AttnCache: Accelerating Self-Attention Inference for LLM Prefill via Attention Cache
Dinghong Song, Yuan Feng, Yiwei Wang, Shangye Chen, Cyril Guyot, Filip Blagojevic, Hyeran Jeon, Pengfei Su, Dong Li
TL;DR
AttnCache introduces a cross-sequence attention-map caching mechanism to accelerate the prefill stage of LLM inference, exploiting the observed similarity of attention maps across semantically different inputs. It combines a lightweight Siamese feature projector, Faiss-based similarity search, and memory-mapped storage of attention maps to fetch and reuse maps during online prefill, avoiding repeated QKV computations.
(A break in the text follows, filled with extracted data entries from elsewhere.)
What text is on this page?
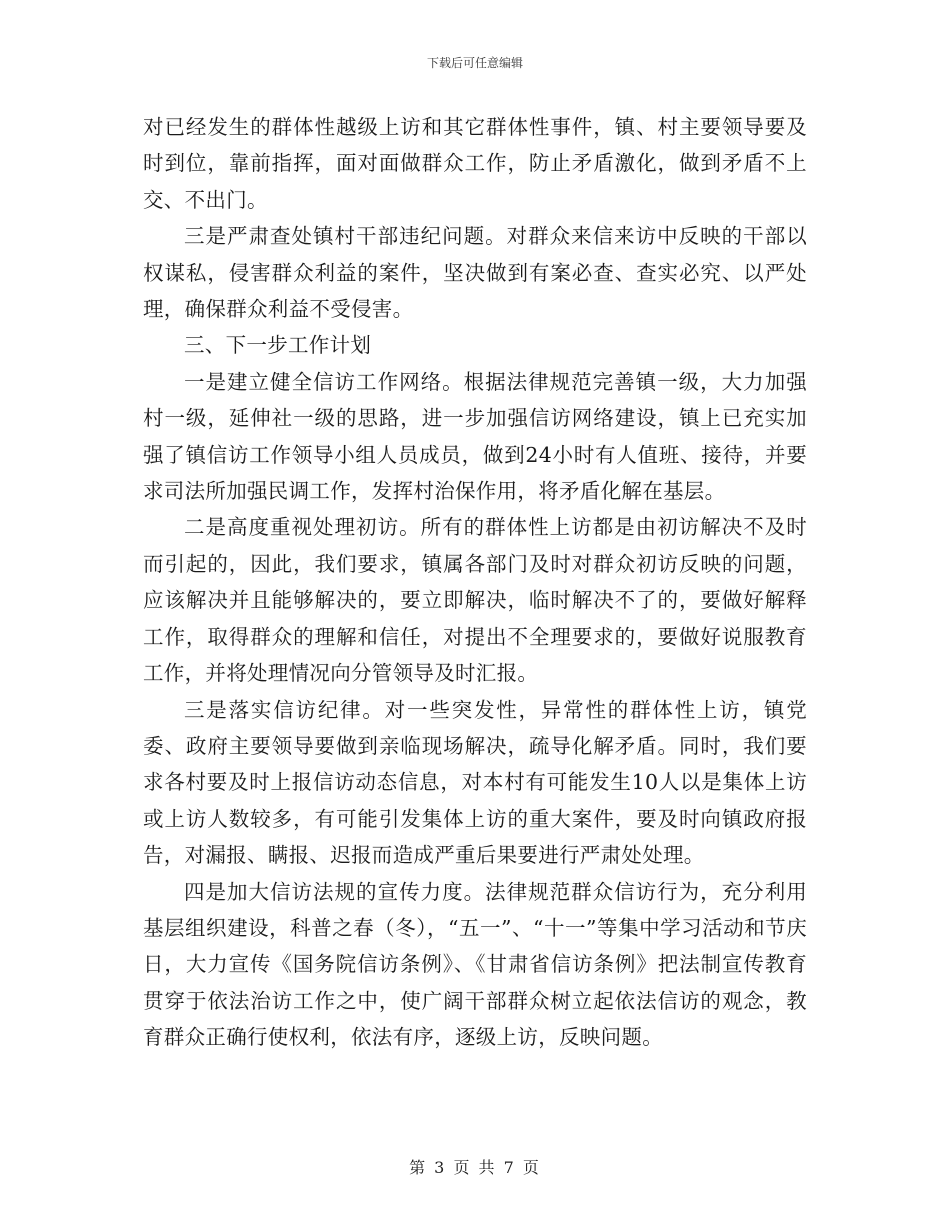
下载后可任意编辑

对已经发生的群体性越级上访和其它群体性事件，镇、村主要领导要及时到位，靠前指挥，面对面做群众工作，防止矛盾激化，做到矛盾不上交、不出门。

三是严肃查处镇村干部违纪问题。对群众来信来访中反映的干部以权谋私，侵害群众利益的案件，坚决做到有案必查、查实必究、以严处理，确保群众利益不受侵害。

三、下一步工作计划

一是建立健全信访工作网络。根据法律规范完善镇一级，大力加强村一级，延伸社一级的思路，进一步加强信访网络建设，镇上已充实加强了镇信访工作领导小组人员成员，做到24小时有人值班、接待，并要求司法所加强民调工作，发挥村治保作用，将矛盾化解在基层。

二是高度重视处理初访。所有的群体性上访都是由初访解决不及时而引起的，因此，我们要求，镇属各部门及时对群众初访反映的问题，应该解决并且能够解决的，要立即解决，临时解决不了的，要做好解释工作，取得群众的理解和信任，对提出不全理要求的，要做好说服教育工作，并将处理情况向分管领导及时汇报。

三是落实信访纪律。对一些突发性，异常性的群体性上访，镇党委、政府主要领导要做到亲临现场解决，疏导化解矛盾。同时，我们要求各村要及时上报信访动态信息，对本村有可能发生10人以是集体上访或上访人数较多，有可能引发集体上访的重大案件，要及时向镇政府报告，对漏报、瞒报、迟报而造成严重后果要进行严肃处处理。

四是加大信访法规的宣传力度。法律规范群众信访行为，充分利用基层组织建设，科普之春（冬），“五一”、“十一”等集中学习活动和节庆日，大力宣传《国务院信访条例》、《甘肃省信访条例》把法制宣传教育贯穿于依法治访工作之中，使广阔干部群众树立起依法信访的观念，教育群众正确行使权利，依法有序，逐级上访，反映问题。

第 3 页 共 7 页
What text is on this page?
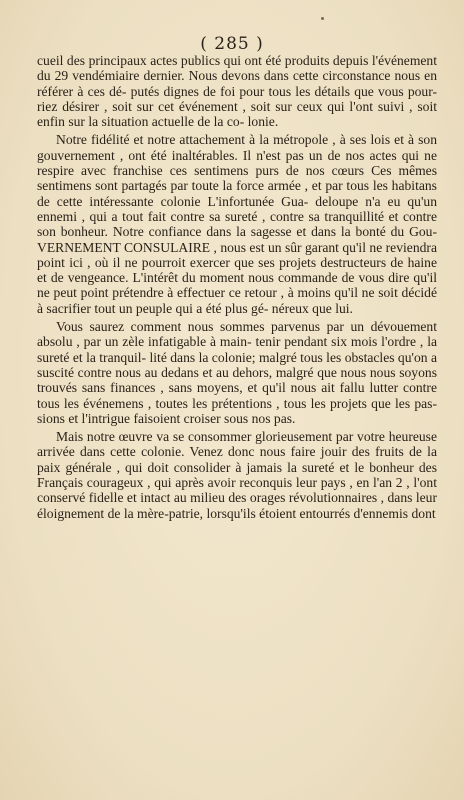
( 285 )

cueil des principaux actes publics qui ont été produits depuis l'événement du 29 vendémiaire dernier. Nous devons dans cette circonstance nous en référer à ces dé- putés dignes de foi pour tous les détails que vous pour- riez désirer , soit sur cet événement , soit sur ceux qui l'ont suivi , soit enfin sur la situation actuelle de la co- lonie.

Notre fidélité et notre attachement à la métropole , à ses lois et à son gouvernement , ont été inaltérables. Il n'est pas un de nos actes qui ne respire avec franchise ces sentimens purs de nos cœurs Ces mêmes sentimens sont partagés par toute la force armée , et par tous les habitans de cette intéressante colonie L'infortunée Gua- deloupe n'a eu qu'un ennemi , qui a tout fait contre sa sureté , contre sa tranquillité et contre son bonheur. Notre confiance dans la sagesse et dans la bonté du Gou- VERNEMENT CONSULAIRE , nous est un sûr garant qu'il ne reviendra point ici , où il ne pourroit exercer que ses projets destructeurs de haine et de vengeance. L'intérêt du moment nous commande de vous dire qu'il ne peut point prétendre à effectuer ce retour , à moins qu'il ne soit décidé à sacrifier tout un peuple qui a été plus gé- néreux que lui.

Vous saurez comment nous sommes parvenus par un dévouement absolu , par un zèle infatigable à main- tenir pendant six mois l'ordre , la sureté et la tranquil- lité dans la colonie; malgré tous les obstacles qu'on a suscité contre nous au dedans et au dehors, malgré que nous nous soyons trouvés sans finances , sans moyens, et qu'il nous ait fallu lutter contre tous les événemens , toutes les prétentions , tous les projets que les pas- sions et l'intrigue faisoient croiser sous nos pas.

Mais notre œuvre va se consommer glorieusement par votre heureuse arrivée dans cette colonie. Venez donc nous faire jouir des fruits de la paix générale , qui doit consolider à jamais la sureté et le bonheur des Français courageux , qui après avoir reconquis leur pays , en l'an 2 , l'ont conservé fidelle et intact au milieu des orages révolutionnaires , dans leur éloignement de la mère-patrie, lorsqu'ils étoient entourrés d'ennemis dont
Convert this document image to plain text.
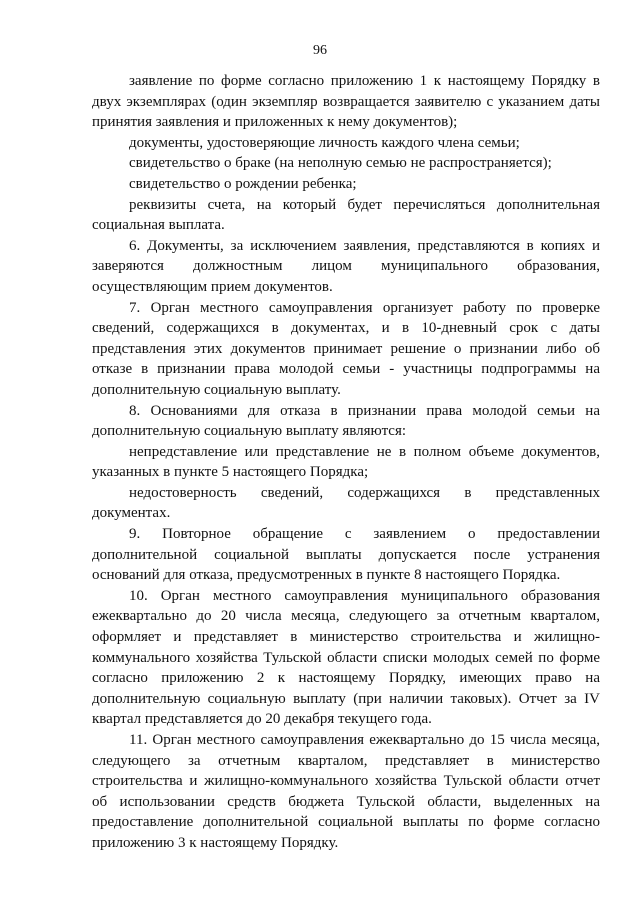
96

заявление по форме согласно приложению 1 к настоящему Порядку в двух экземплярах (один экземпляр возвращается заявителю с указанием даты принятия заявления и приложенных к нему документов);

документы, удостоверяющие личность каждого члена семьи;

свидетельство о браке (на неполную семью не распространяется);

свидетельство о рождении ребенка;

реквизиты счета, на который будет перечисляться дополнительная социальная выплата.

6. Документы, за исключением заявления, представляются в копиях и заверяются должностным лицом муниципального образования, осуществляющим прием документов.

7. Орган местного самоуправления организует работу по проверке сведений, содержащихся в документах, и в 10-дневный срок с даты представления этих документов принимает решение о признании либо об отказе в признании права молодой семьи - участницы подпрограммы на дополнительную социальную выплату.

8. Основаниями для отказа в признании права молодой семьи на дополнительную социальную выплату являются:

непредставление или представление не в полном объеме документов, указанных в пункте 5 настоящего Порядка;

недостоверность сведений, содержащихся в представленных документах.

9. Повторное обращение с заявлением о предоставлении дополнительной социальной выплаты допускается после устранения оснований для отказа, предусмотренных в пункте 8 настоящего Порядка.

10. Орган местного самоуправления муниципального образования ежеквартально до 20 числа месяца, следующего за отчетным кварталом, оформляет и представляет в министерство строительства и жилищно-коммунального хозяйства Тульской области списки молодых семей по форме согласно приложению 2 к настоящему Порядку, имеющих право на дополнительную социальную выплату (при наличии таковых). Отчет за IV квартал представляется до 20 декабря текущего года.

11. Орган местного самоуправления ежеквартально до 15 числа месяца, следующего за отчетным кварталом, представляет в министерство строительства и жилищно-коммунального хозяйства Тульской области отчет об использовании средств бюджета Тульской области, выделенных на предоставление дополнительной социальной выплаты по форме согласно приложению 3 к настоящему Порядку.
Across dense and MoE models, AttnCache delivers up to 1.6–2.0× end-to-end speedups on GPU and 1.2× on CPU with negligible accuracy loss, while maintaining favorable performance in encoder-only settings and showing compatibility with quantization and pruning. The approach targets prefill-only workloads (e.g., sentence embeddings, classification, QA) and lays groundwork for extending map reuse to decoding, with significant practical impact for latency-sensitive and throughput-focused deployments.
Abstract
Large Language Models (LLMs) are widely used in generative applications such as chatting, code generation, and reasoning. However, many realworld workloads such as classification, question answering, recommendation, and text embedding rely solely on the prefill stage of inference, where the model encodes input sequences without performing autoregressive decoding. In these prefill only scenarios, the self-attention computation becomes the primary performance bottleneck due to its quadratic complexity with respect to sequence length. In this paper, we observe that semantically different sentences often produce similar attention maps across layers and heads. Building on this insight, we propose AttnCache, a framework that accelerates the prefill stage of LLM inference by retrieving and reusing similar attention maps. Based on an attention map memorization database, AttnCache employs efficient caching and similarity search techniques to identify and reuse pre-cached attention maps during inference, thereby reducing the computational overhead of self-attention. Experimental results show that AttnCache achieves an average of 1.2x end-to-end and 2x attention speedup on CPU, and 1.6x end-to-end and 3x attention speedup on GPU, with negligible accuracy degradation.